WAPRES TINJAU LOKASI BENCANA SUKABUMI

Fokus, Nasional871 Dilihat

Curah hujan tinggi yang terjadi secara terus-menerus selama tiga hari terakhir telah menyebabkan wilayah Kabupaten Cianjur dan Sukabumi, Jawa Barat, dilanda bencana hidrometeorologi. Bencana berupa banjir bandang, tanah longsor, dan pergerakan tanah telah menyebabkan 4 orang meninggal dunia, dengan 6 orang lainnya masih dalam pencarian.

Untuk menanggapi hal ini, Wakil Presiden Gibran Rakabuming, didampingi Pj. Gubernur Jawa Barat Bey Machmudin dan Kepala BNPB Suharyanto, langsung meninjau salah satu lokasi terdampak, yaitu Kampung Cihonje, Desa Sukamaju, Kecamatan Cikembar, Kabupaten Sukabumi, pada Jumat (06/12/2024).

Bencana Pergerakan Tanah di Kampung Cihonje
Kampung Cihonje terkena bencana pergerakan tanah pada Rabu dini hari (04/12/2024) yang menyebabkan puluhan rumah rusak berat dan memaksa ratusan orang mengungsi. Dalam kunjungannya, Wapres memberikan arahan agar pelaksanaan tanggap darurat dilakukan dengan cepat, terkoordinasi, dan tepat sasaran. Ia menekankan pentingnya penanganan prioritas terhadap pengungsi, serta penyediaan kebutuhan dasar seperti makanan, air bersih, obat-obatan, dan tempat tinggal sementara.

Wapres juga meminta BNPB, BPBD, dan instansi terkait lainnya untuk mempercepat pemetaan daerah rawan bencana serta mengevakuasi warga yang masih berada di zona bahaya. Selain itu, infrastruktur yang terdampak, seperti akses jalan dan fasilitas umum, juga harus segera diperbaiki untuk memudahkan mobilitas warga dan distribusi bantuan.
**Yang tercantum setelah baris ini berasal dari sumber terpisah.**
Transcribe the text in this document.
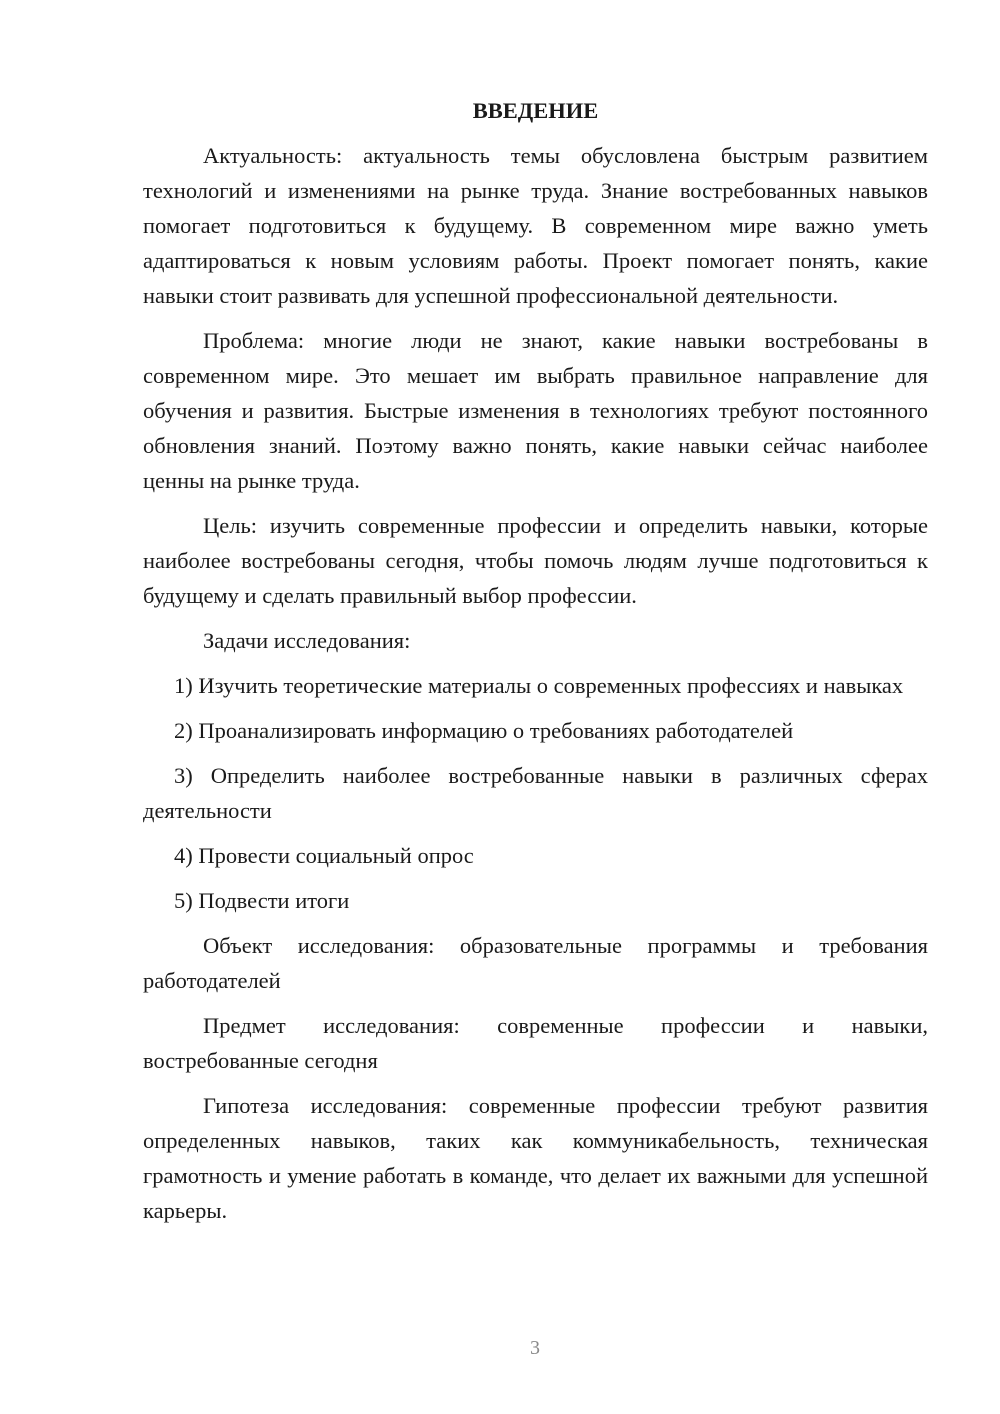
ВВЕДЕНИЕ

Актуальность: актуальность темы обусловлена быстрым развитием технологий и изменениями на рынке труда. Знание востребованных навыков помогает подготовиться к будущему. В современном мире важно уметь адаптироваться к новым условиям работы. Проект помогает понять, какие навыки стоит развивать для успешной профессиональной деятельности.

Проблема: многие люди не знают, какие навыки востребованы в современном мире. Это мешает им выбрать правильное направление для обучения и развития. Быстрые изменения в технологиях требуют постоянного обновления знаний. Поэтому важно понять, какие навыки сейчас наиболее ценны на рынке труда.

Цель: изучить современные профессии и определить навыки, которые наиболее востребованы сегодня, чтобы помочь людям лучше подготовиться к будущему и сделать правильный выбор профессии.

Задачи исследования:

1) Изучить теоретические материалы о современных профессиях и навыках

2) Проанализировать информацию о требованиях работодателей

3) Определить наиболее востребованные навыки в различных сферах деятельности

4) Провести социальный опрос

5) Подвести итоги

Объект исследования: образовательные программы и требования работодателей

Предмет исследования: современные профессии и навыки, востребованные сегодня

Гипотеза исследования: современные профессии требуют развития определенных навыков, таких как коммуникабельность, техническая грамотность и умение работать в команде, что делает их важными для успешной карьеры.

3
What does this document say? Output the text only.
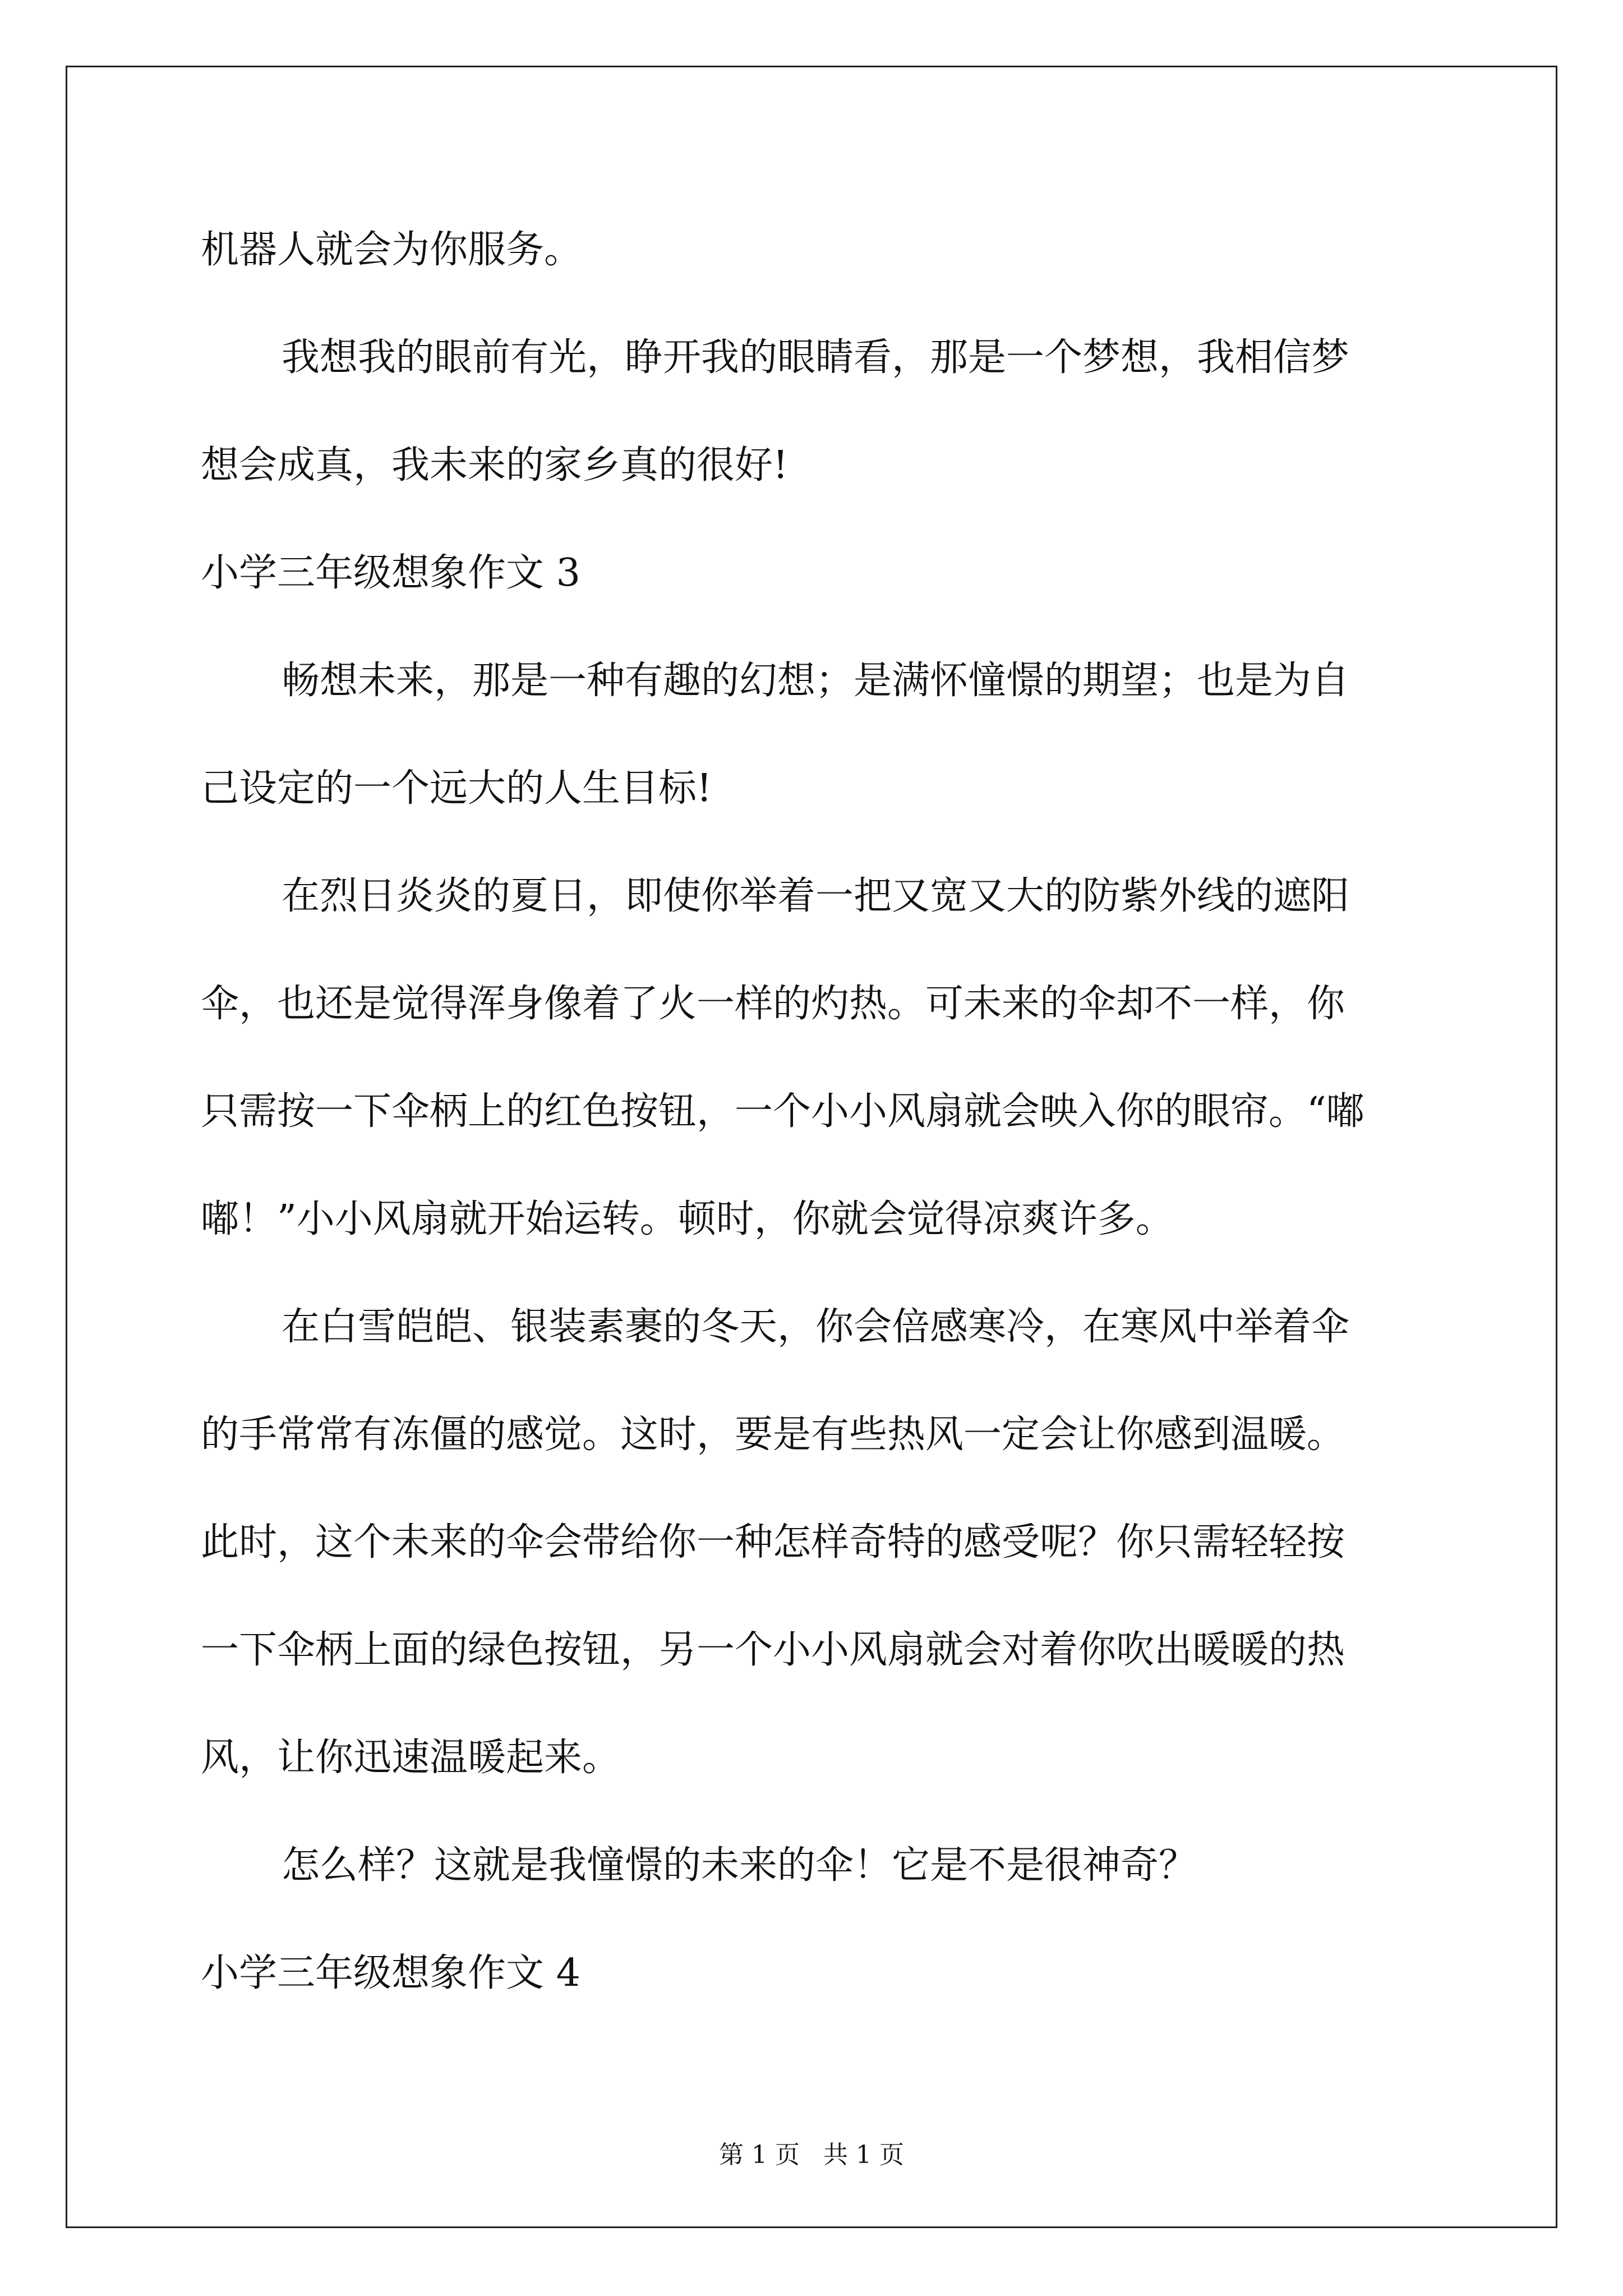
机器人就会为你服务。
我想我的眼前有光，睁开我的眼睛看，那是一个梦想，我相信梦
想会成真，我未来的家乡真的很好!
小学三年级想象作文 3
畅想未来，那是一种有趣的幻想；是满怀憧憬的期望；也是为自
己设定的一个远大的人生目标!
在烈日炎炎的夏日，即使你举着一把又宽又大的防紫外线的遮阳
伞，也还是觉得浑身像着了火一样的灼热。可未来的伞却不一样，你
只需按一下伞柄上的红色按钮，一个小小风扇就会映入你的眼帘。“嘟
嘟！”小小风扇就开始运转。顿时，你就会觉得凉爽许多。
在白雪皑皑、银装素裹的冬天，你会倍感寒冷，在寒风中举着伞
的手常常有冻僵的感觉。这时，要是有些热风一定会让你感到温暖。
此时，这个未来的伞会带给你一种怎样奇特的感受呢？你只需轻轻按
一下伞柄上面的绿色按钮，另一个小小风扇就会对着你吹出暖暖的热
风，让你迅速温暖起来。
怎么样？这就是我憧憬的未来的伞！它是不是很神奇？
小学三年级想象作文 4
第 1 页   共 1 页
Imbauan untuk Waspada Terhadap Bencana Susulan
Wapres mengimbau masyarakat agar terus meningkatkan kewaspadaan terhadap potensi bencana susulan, mengingat curah hujan diperkirakan masih tinggi dalam beberapa hari ke depan.

Dukungan dan Bantuan kepada Pengungsi
Kepala BNPB Suharyanto menyampaikan bahwa Wapres telah memerintahkan dirinya untuk menangani bencana ini sampai tuntas. Selain itu, Wapres juga menyerahkan bantuan berupa paket sembako, buku, mainan, dan susu untuk anak-anak kepada pengungsi di posko pengungsian yang berada di SDN 2 Tegalpanjang dan Kantor Desa Sukamaju.

Kerusakan dan Dampak Bencana
Untuk informasi lebih lanjut, Kabupaten Cianjur dan Sukabumi telah menetapkan status tanggap darurat setelah sebelumnya menetapkan status siaga darurat menghadapi potensi cuaca ekstrem menjelang tahun baru 2025. Di Kabupaten Sukabumi, sebanyak 38 kecamatan dan 101 desa terdampak bencana, yang menyebabkan kerusakan rumah, sekolah, jembatan, jalan, dan berbagai fasilitas umum lainnya.